-
Discover
-
Spotlight
- Jelajahi Orang
AMBON, BERITAKOTAAMBON.ID - Edward Diaz, ketua Tim hukum terdakwa mantan Walikota Ambon, Richard Louhenapessy, akan meminta kepada tiga majelis hakim Pengadilan Tindak Pidana Korupsi (Tipikor) pada Pengadilan Negeri Ambon untuk menjatuhi putusan onslag kepada terdakwa.
Putusan onslag atau putusan lepas dari segala tuntutan hukum, dalam artian bahwa ada perbuatan tapi bukan dipidana.
"Jadi kita akan minta putusan onslag, atau putusan lepas dari segala tuntutan hukum, karena dalam konteks hukum acara pidana di Indonesia putusan hakim yang menyatakan bahwa meskipun perbuatan yang didakwakan kepada terdakwa terbukti, tetapi perbuatan tersebut bukan merupakan tindak pidana sehingga harus dilepas dari hukuman tersebut," ungkap Diaz, kepada BeritaKota Ambon, Kamis, (14/8).
Menurutnya, sesuai amar tuntutan JPU Komisi Pemberantasan Korupsi (KPK) RI, terdakwa dinyatakan terbukti melakukan Tindak Pidana Pencucian Uang (TPPU) terkait suap persetujuan izin prinsip pembangunan gerai ritel di Kota Ambon.
"Hanya saja menurut kami versi kuasa hukum dan terdakwa kalau kasus ini tidak dituntut secara pidana tapi dilepas dari segala tuntutan hukum," tegasnya.
Sebelumnya diketahui, Jaksa Penuntut Umum (JPU) Komisi Pemberantasan Korupsi (KPK) menuntut ringan mantan Walikota Ambon, Richard Louhenapessy, terkait kasus dugaan Tindak Pidana Pencucian Uang (TPPU) terkait suap persetujuan izin prinsip pembangunan gerai ritel di Kota Ambon.
Sesuai tuntutan Jaksa KPK, politisi partai Golkar itu dituntut selama dua tahun delapan bulan (2,8) pidana penjara, pada sidang yang dipimpin ketua majelis hakim Marta Maitimu, di Pengadilan Negeri Ambon (PN), Selasa, (12/8).

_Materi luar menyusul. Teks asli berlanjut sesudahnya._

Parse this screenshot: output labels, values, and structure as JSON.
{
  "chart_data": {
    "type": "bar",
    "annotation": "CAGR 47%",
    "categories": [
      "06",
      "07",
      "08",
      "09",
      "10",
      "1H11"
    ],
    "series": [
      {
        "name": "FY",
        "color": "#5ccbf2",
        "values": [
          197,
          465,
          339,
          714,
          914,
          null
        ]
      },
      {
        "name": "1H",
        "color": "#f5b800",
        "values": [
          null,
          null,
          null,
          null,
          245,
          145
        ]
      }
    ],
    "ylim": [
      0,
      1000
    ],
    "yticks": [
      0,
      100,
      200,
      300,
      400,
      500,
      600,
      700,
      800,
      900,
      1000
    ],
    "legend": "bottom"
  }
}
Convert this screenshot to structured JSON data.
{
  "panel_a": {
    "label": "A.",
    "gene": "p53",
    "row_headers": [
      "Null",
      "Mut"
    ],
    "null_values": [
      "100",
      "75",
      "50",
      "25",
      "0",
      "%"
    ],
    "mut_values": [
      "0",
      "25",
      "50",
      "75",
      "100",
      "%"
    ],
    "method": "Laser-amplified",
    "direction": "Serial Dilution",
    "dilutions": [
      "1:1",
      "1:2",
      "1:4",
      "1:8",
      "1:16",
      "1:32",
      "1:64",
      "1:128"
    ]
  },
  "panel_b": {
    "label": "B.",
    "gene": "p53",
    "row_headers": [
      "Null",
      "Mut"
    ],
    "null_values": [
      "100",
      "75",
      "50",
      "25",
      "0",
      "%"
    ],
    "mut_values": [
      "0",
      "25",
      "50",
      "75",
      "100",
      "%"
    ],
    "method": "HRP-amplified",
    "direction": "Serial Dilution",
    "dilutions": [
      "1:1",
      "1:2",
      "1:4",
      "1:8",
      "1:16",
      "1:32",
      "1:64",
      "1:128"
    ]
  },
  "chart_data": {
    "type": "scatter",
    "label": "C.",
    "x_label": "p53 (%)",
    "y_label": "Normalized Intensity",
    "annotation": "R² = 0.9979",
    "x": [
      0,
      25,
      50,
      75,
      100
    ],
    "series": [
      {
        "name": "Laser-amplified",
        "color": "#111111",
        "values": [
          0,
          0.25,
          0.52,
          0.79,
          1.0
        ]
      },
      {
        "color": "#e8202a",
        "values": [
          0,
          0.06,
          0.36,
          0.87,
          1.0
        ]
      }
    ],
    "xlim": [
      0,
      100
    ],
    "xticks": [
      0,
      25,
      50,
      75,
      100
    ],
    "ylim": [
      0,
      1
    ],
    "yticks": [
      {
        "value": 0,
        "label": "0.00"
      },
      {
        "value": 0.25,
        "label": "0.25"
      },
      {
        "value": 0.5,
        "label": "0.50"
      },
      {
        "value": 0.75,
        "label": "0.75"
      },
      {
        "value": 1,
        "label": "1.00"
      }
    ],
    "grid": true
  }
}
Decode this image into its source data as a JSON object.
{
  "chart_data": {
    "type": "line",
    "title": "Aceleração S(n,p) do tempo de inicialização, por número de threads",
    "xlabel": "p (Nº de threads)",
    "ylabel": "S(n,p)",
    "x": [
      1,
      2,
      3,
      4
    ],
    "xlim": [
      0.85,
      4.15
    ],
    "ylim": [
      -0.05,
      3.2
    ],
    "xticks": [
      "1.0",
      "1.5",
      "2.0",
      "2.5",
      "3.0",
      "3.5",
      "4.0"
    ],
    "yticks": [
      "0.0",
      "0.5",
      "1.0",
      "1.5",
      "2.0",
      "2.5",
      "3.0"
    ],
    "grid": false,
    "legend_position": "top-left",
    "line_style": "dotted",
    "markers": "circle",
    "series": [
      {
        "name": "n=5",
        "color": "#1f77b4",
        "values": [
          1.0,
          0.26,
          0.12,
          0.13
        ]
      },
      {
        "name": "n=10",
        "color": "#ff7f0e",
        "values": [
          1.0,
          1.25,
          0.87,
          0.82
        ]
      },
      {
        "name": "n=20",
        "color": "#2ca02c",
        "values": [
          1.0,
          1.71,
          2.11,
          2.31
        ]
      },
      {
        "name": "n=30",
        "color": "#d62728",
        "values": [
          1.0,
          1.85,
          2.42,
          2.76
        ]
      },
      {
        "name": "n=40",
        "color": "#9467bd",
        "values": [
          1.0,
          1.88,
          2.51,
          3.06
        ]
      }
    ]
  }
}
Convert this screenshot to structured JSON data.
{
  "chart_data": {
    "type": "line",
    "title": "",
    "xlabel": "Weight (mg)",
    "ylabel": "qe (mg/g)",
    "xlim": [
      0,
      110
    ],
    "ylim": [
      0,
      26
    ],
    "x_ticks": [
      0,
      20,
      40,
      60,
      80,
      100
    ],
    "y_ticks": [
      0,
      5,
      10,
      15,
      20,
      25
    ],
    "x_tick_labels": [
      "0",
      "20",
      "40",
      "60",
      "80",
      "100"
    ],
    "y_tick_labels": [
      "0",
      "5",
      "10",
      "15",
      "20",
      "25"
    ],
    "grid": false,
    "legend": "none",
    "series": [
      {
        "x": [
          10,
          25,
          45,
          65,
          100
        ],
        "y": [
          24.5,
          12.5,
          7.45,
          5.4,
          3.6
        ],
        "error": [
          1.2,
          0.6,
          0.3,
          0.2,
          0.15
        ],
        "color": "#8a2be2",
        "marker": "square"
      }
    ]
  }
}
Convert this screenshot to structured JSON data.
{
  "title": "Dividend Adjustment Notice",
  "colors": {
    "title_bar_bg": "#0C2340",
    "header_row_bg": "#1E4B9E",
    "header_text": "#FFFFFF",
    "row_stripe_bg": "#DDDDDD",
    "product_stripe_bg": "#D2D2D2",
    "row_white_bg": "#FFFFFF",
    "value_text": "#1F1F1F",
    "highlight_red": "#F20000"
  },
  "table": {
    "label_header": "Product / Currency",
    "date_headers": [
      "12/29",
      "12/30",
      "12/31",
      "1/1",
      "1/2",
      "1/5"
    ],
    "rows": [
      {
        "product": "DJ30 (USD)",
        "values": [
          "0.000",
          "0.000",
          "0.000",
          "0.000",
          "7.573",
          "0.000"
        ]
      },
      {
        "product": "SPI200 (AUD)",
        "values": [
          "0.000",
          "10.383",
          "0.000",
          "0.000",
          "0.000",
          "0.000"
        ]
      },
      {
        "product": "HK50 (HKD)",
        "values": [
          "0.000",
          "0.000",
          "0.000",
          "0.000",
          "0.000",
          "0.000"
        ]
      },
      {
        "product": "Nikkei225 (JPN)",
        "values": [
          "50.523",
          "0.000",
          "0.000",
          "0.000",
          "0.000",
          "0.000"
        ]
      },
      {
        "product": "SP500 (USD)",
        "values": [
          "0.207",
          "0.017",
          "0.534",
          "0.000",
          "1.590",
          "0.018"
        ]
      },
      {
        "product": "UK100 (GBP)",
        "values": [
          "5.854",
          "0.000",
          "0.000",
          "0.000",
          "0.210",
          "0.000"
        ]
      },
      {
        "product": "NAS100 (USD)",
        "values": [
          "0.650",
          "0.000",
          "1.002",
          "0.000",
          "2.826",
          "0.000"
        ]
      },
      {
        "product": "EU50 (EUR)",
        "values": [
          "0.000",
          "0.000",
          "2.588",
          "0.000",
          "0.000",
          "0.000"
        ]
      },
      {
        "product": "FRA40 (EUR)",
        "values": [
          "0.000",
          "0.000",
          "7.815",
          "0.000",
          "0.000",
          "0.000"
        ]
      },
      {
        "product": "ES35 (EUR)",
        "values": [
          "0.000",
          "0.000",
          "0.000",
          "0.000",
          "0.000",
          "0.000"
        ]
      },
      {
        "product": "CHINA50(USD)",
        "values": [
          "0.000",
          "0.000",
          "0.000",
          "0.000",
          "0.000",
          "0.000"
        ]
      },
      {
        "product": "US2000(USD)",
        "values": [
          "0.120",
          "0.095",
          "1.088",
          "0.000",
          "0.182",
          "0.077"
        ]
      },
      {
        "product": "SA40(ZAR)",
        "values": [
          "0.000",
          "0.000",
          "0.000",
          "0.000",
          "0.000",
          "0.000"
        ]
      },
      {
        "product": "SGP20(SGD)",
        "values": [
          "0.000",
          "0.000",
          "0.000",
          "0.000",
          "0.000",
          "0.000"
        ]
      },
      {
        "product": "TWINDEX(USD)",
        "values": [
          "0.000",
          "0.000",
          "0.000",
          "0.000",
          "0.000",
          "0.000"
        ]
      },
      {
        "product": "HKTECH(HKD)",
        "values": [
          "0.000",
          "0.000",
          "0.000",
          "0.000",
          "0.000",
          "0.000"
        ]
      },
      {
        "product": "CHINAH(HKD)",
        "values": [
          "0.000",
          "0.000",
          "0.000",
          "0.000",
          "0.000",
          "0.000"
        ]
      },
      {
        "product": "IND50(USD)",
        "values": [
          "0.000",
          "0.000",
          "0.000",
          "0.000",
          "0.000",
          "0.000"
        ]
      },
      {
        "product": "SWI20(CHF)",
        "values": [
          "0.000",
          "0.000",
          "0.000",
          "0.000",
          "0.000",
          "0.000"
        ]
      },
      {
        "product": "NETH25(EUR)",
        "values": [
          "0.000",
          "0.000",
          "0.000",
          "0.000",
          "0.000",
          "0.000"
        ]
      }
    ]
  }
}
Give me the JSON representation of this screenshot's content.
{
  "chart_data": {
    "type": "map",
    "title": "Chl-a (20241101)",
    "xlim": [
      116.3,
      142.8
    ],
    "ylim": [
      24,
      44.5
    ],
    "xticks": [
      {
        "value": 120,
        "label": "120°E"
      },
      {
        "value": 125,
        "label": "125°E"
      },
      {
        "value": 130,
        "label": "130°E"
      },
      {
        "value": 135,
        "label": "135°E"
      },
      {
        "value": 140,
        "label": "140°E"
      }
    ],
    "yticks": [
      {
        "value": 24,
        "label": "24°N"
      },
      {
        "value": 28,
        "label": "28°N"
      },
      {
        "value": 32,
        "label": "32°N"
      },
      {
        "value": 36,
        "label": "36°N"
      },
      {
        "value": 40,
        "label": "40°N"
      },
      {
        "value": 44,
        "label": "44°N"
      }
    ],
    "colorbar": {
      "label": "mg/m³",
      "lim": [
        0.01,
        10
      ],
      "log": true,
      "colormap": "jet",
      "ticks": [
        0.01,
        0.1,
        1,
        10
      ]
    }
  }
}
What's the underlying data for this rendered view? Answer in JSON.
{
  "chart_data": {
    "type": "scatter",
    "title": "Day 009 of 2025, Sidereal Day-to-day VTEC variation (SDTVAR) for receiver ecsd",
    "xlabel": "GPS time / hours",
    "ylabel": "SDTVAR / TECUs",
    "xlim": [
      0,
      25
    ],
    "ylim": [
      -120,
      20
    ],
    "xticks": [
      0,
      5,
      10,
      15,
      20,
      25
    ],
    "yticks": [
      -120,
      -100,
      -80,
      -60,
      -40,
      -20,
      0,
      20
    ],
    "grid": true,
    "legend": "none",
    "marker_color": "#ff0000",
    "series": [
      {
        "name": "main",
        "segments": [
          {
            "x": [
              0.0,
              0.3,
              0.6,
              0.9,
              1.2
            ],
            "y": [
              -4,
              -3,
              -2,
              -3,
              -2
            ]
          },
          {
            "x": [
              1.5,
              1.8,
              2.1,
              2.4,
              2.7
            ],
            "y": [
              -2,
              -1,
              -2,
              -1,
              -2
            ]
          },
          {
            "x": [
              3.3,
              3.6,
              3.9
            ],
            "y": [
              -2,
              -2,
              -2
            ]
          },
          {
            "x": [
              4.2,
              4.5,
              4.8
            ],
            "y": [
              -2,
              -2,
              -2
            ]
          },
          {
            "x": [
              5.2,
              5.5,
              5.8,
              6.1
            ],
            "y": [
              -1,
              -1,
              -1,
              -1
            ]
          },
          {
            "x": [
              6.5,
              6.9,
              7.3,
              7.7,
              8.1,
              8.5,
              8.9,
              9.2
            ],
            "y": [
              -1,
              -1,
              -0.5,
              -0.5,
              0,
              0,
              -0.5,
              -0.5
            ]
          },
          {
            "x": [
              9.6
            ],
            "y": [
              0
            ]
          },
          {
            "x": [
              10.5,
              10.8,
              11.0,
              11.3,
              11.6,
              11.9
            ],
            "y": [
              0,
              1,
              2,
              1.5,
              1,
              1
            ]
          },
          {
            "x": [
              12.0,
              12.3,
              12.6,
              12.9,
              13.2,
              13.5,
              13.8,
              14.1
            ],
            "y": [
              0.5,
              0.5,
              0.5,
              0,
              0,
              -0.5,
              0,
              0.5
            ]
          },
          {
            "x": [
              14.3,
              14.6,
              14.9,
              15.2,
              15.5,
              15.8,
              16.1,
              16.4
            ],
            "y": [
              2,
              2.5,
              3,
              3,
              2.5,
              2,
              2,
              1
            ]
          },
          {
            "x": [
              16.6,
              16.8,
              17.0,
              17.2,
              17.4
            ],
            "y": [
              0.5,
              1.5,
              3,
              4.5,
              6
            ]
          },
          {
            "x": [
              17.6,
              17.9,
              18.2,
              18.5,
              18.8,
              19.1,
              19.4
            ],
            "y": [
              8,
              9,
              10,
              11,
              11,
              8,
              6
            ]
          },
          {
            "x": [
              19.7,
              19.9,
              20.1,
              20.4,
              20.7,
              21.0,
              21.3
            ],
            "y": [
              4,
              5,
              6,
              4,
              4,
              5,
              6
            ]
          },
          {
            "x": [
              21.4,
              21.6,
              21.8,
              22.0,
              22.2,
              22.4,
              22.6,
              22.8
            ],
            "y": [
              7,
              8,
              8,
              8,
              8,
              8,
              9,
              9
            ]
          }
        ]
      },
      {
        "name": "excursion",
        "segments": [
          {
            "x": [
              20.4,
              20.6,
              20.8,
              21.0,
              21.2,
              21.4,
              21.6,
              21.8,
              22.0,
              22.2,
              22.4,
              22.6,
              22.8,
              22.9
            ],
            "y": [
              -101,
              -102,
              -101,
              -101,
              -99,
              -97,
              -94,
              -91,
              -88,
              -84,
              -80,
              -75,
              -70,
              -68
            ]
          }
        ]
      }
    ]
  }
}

Dalam tuntutan tersebut, JPU KPK Rikhi Benindo Maghaz, menyatakan perbuatan terdakwa Richard Louhenapessy terbukti bersalah melakukan Tindak Pidana Pencucian Uang (TPPU) Alfamidi.
“Perbuatan terdakwa Richard Louhenapessy terbukti melanggar Pasal Pasal 3 Undang-Undang Nomor 8 Tahun 2010 tentang TPPU junto Pasal 65 KUHP,” kata JPU KPK Rikhi Benindo Maghaz, saat membacakan amar tuntutannya.
Selain pidana badan, JPU KPK juga menuntut terdakwa dengan membayar denda sebesar Rp200 juta. “Dengan ketentuan apabila denda tidak dibayar, diganti pidana kurungan selama enam bulan kurungan,” sambung JPU KPK.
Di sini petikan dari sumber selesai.